CHP, anahtar olmanın keyfini çıkarıyor

Tufan TÜRENÇ
Haberin Devamı

1979 yılında Demirel'in Adalet Partisi ara seçimde zafer kazanınca Ecevit hemen istifa etmişti.

Seçimde bir varlık gösteremeyen Erbakan'ın MSP'si, Demirel'in kuracağı azınlık hükümetine ‘‘kayıtsız şartsız’’ destek vermek zorunda kalmıştı.

MSP lideri Erbakan, karşı karşıya kalınan koşullar nedeniyle hükümete verdikleri desteğin ‘‘kerhen’’ olduğunu açıklamış, bunun ne kadar devam edeceğini soran gazetecilere de o ünlü cümlesini söylemişti:

‘‘Kadaifin altı kızarıncaya kadar...’’

Erbakan daha sonraki günlerde sık sık ‘‘Kadaifin altı kızarmaya başladı’’ diye tehditler savurarak hükümete her istediğini yaptırmıştı.

Sonra 12 Eylül geldi, ortalığı dümdüz ediverdi.

Ne ‘‘kadaif’’ kaldı, ne Demirel, ne Erbakan, ne liderler, ne partiler, ne demokrasi, ne meclis, ne millet egemenliği...

Demokrasiden yoksun zor yıllar yaşadık. Ama hepsi geldi geçti.

Piyasaya yeni yeni partiler, yeni yeni liderler çıktı.

Demirel, Erbakan ve öteki liderler 8 yıl yasaklılıktan sonra yeniden sahaya çıktı.

Ama yaşadığımız olaylar, çekilen bu sıkıntılardan politikacıların ders almadıklarını gösterdi.

Erbakan'ın partisi kapatıldı, kendisi yeniden yasaklı oldu.

En büyük ilin belediye başkanlığına seçtirdiği kişi hapis cezasına çarptırıldı.

Yani uyguladığı politika kendisine ve kadrosuna pek hayır getirmedi.

* * *

Gariptir, Türkiye şimdi de bir azınlık hükümetiyle yönetiliyor.

Bu kez anahtar parti durumunda olan da Baykal'ın CHP'si.
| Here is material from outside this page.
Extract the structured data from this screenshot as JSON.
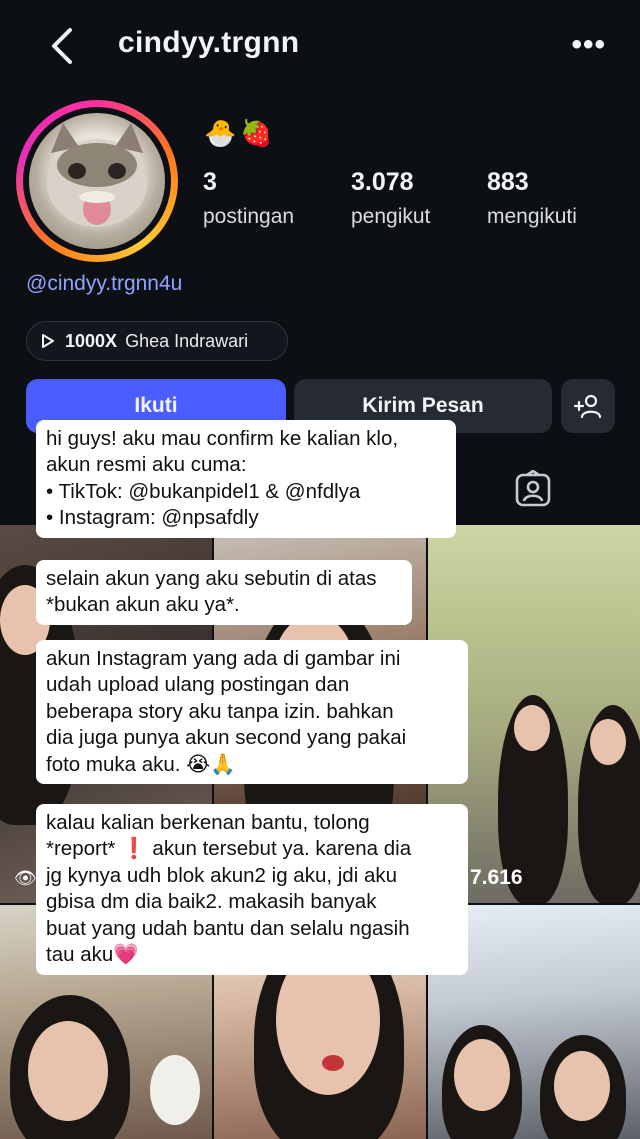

Bugün Baykal da Erbakan'ın ‘‘kadaif’’ stratejisini andıran ‘‘hem destek, hem köstek’’ stratejisini uyguluyor.

Baykal da tıpkı Erbakan gibi sık sık düşürmekle tehdit ettiği hükümete istediği her şeyi yaptırıyor. Hatta seçim tarihini bile belirliyor.

Örneğin Meclis Başkanlığı'nı, bazı komisyon başkanlıklarını alıyor.

Kendi seçmen kitlesine dönük isteklerini yerine getirmesi için hükümetle sık sık pazarlığa giriyor.

Kafası kızınca partisinin grup toplantısında hükümeti düşüreceğine dair bir tehdit savurup ülkede fırtınalar yaratıyor.

Sonra birden yumuşayıp tansiyonun inmesini sağlıyor.

Yani Baykal, hükümetin yazgısını elinde tutma keyfini çıkarıyor.

Son olarak DYP'nin uyduruk önergesine destek vererek Yılmaz'a ‘‘İstersem seni Yüce Divan'a bile gönderirim’’ mesajını veriyor.

CHP liderinin bu ele avuca gelmeyen, mantık kurallarını zorlayan politikasını alkışlayanlar da var, eleştirenler de...

Ama kuşku yok ki Baykal bu politikanın doğru olduğuna inanıyor.

* * *

Ancak büyük bir kitle bu politikayı anlamakta zorlanıyor.

Kafalarda giderek ‘‘Ecevit haklıymış’’ yargısı ağırlık kazanıyor.

Yalnız unutmamak gerekir ki Baykal, donanımlı ve deneyimli bir politikacıdır.

Bunca yıldan sonra attığı adımların neler getirip neler götüreceğini iyi hesaplar.

Geçmişte de bazı ince hesaplar yaparak Çiller'i birkaç kez kuyudan çıkarma riskini göze almıştı.

1995 seçimlerinde bu hesabın kendisine ve partisine nasıl ecel terleri döktürdüğüne tanık olduk.

Dileriz önümüzdeki seçimde de Baykal ve arkadaşları öyle bir gece yaşamazlar ve olmak veya olmamak arasında gidip gelmezler.

Çünkü bu ülkenin temel taşlarından biri olan CHP'siz bir demokrasi düşünülemez.